EL-SUR

Jueves 18 de Abril de 2024

Guerrero, México

Opinión

La victoria popular

Gibrán Ramírez Reyes

Junio 27, 2018

Cuando quieren abreviar, muchos politólogos definen la democracia como un sistema donde los partidos de gobierno pierden elecciones, como solía decir Adam Przeworski. Es una verdad a medias, porque eso es lo mínimo que puede esperarse, pero la realidad es que no hay democracia a menos de que el régimen, no sólo el gobierno, puedan perder. El ejemplo más a la mano es el contraste entre las elecciones de 2000 y 2006. En el año 2000 perdió el partido del gobierno, pero el régimen tecnocrático y neoliberal, como lo ha caracterizado Octavio Rodríguez Araujo, quedó en pie con unas cuantas modificaciones, con mayor poder de los gobernadores, pero sin cambiar un ápice la política económica –y su vocación para el mercado externo más que para el interno–, los procesos de privatización del territorio, el aumento de la desigualdad.
Fue un ajuste, no un cambio de régimen que significara el sello de la transición a la democracia. Los límites del nuevo sistema electoral mexicano –un pluralismo autoritario– quedarían a la vista en la elección de 2006: pese a montones de irregularidades acreditadas hasta la saciedad, no hubo recuento de votos y se utilizaron los mecanismos institucionales existentes con el criterio más estrecho posible para impedir la victoria de Andrés Manuel López Obrador. La civilidad del 2000 quedó en espejismo. No puede olvidarse la sentencia del Tribunal Electoral para ese año que en resumen asentó que la ley se había violado masivamente, pero era imposible saber cómo había impactado eso en el voto, el cual, además, no fue recontado. El voto podía cambiar al partido, siempre y cuando fuera el PRI o el PAN, pero no al régimen –es decir, había alternancia sin alternativa, algo muy poco democrático.
Ese bloqueo ha ido superándose con una apuesta por la política territorial combinada con la demostración cada vez más fuerte de que el mejor diagnóstico de los males políticos de México era el de López Obrador –y con un último empujón de comunicación política creativa. No hay mejor prueba de ello que lo inamovible de la gran ventaja del candidato puntero en las encuestas, pese a la persistencia y dimensión de las violaciones a la ley de sus adversarios. Para poder tener tan altas posibilidades de triunfo, mucho tuvo que cambiar en estos años de lucha de Morena y AMLO, único político en la historia de este país que ha recorrido cada uno de los municipios mexicanos. Ese cambio tan profundo en la correlación de fuerzas es, por sí mismo, una alteración mayúscula del régimen.
Si todo sigue como va, también el sistema de partidos tendrá que cambiar.
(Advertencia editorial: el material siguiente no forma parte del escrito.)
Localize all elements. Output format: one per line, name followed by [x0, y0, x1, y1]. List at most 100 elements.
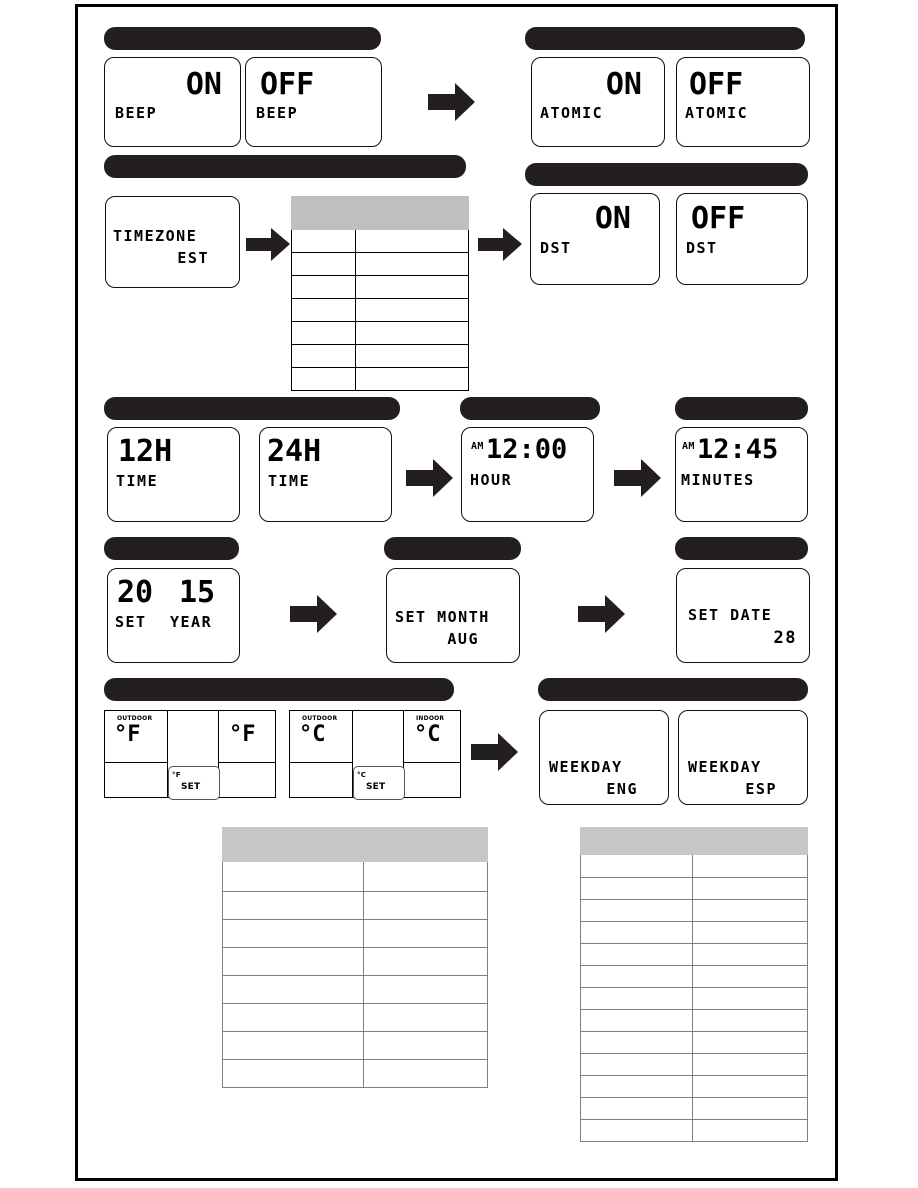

La derrota del PAN y del PRI será más estruendosa porque se está dando pese a que contaron con todo el dinero del mundo para hacer campaña y comprar votos. Después de esto, difícilmente podrán sostenerse, pues habrá mucho menos dinero del erario para mantener su operación cotidiana (sus gobernadores estarán vigilados). Tendrán que aprender a vivir sin desvíos de recursos, sólo con las prerrogativas legales, lo que disminuirá su margen de actuación ilegal de modo estrepitoso. Tendrán que vivir, ahora sí, en democracia, o bien, desaparecer, rearticularse, pero no podrán seguir igual.
Un tercer cambio en el régimen es que, aunque sea en menor medida, habrá una reestructuración simbólica del espacio público. Para todo mundo será una buena lección que a veces puedan ganar los que siempre pierden, que los que siempre ganan puedan ahora perder el gobierno. Tardarán mucho en digerir la derrota, y seguirán las explicaciones que recurran a hablar de una supuesta irracionalidad, de la primacía del enojo, de los errores de todos que casi mágicamente beneficiaron a AMLO –como dice León Krauze en su más reciente artículo–, porque no comprenden que la mayoría de la adhesión, además de ser emocional, tiene sus motivos, como sucede también en los electorados liberales. (El votante programático es una criatura mitológica y los programas reales de los partidos casi nunca se circunscriben al papel). No deja de ser irónico que quienes hablan de irracionalidad lo hagan desde un repelús casi inexplicable a lo popular.
Tendrán que replantearse las cosas. No mucho, pero algo habrá de modificar la manera en que el país se ve a sí mismo que esta vez ganen los que para Turrent son irracionales, para Fox la perrada, la prole para la hija de Peña, de los que a veces dicen nadien o ariopuerto, porque en democracia todos valemos igual y nuestras razones han ganado el debate público, aunque no se quiera reconocer. Quizá será ahí también donde se encuentre uno de los principales límites del movimiento lopezobradorista: con una élite partidista ya consolidada, con una imagen mucho más plebeya que la de la conformación real de su élite, tendrá que luchar contra las inercias que ya reproduce, si no quiere terminar de coalición de blancos hablando mal del racismo, arribistas hablando mal de las cúpulas y juniors nuevos hablando mal de los juniors de antes. Aunque incluso ese desalentador escenario parece mejor que la negación en la que hemos vivido las últimas décadas, espero que no sea así.
Más allá de eso, el inevitable triunfo de Morena significa la apuesta por un proyecto histórico diferente al actual, soberanista, nacionalista, incluyente, abocado al desarrollo del mercado interno y a una democracia más intensa. Será sobre esos ejes que tendrá que articularse la oposición. Viene el cambio de régimen, y con ello la verdadera prueba de fuego de las instituciones electorales, de las que se presumió que aguantaron el terremoto del año 2000. Comparado con lo que va a suceder el domingo 1 de julio –alternancia y alternativa– eso no fue nada.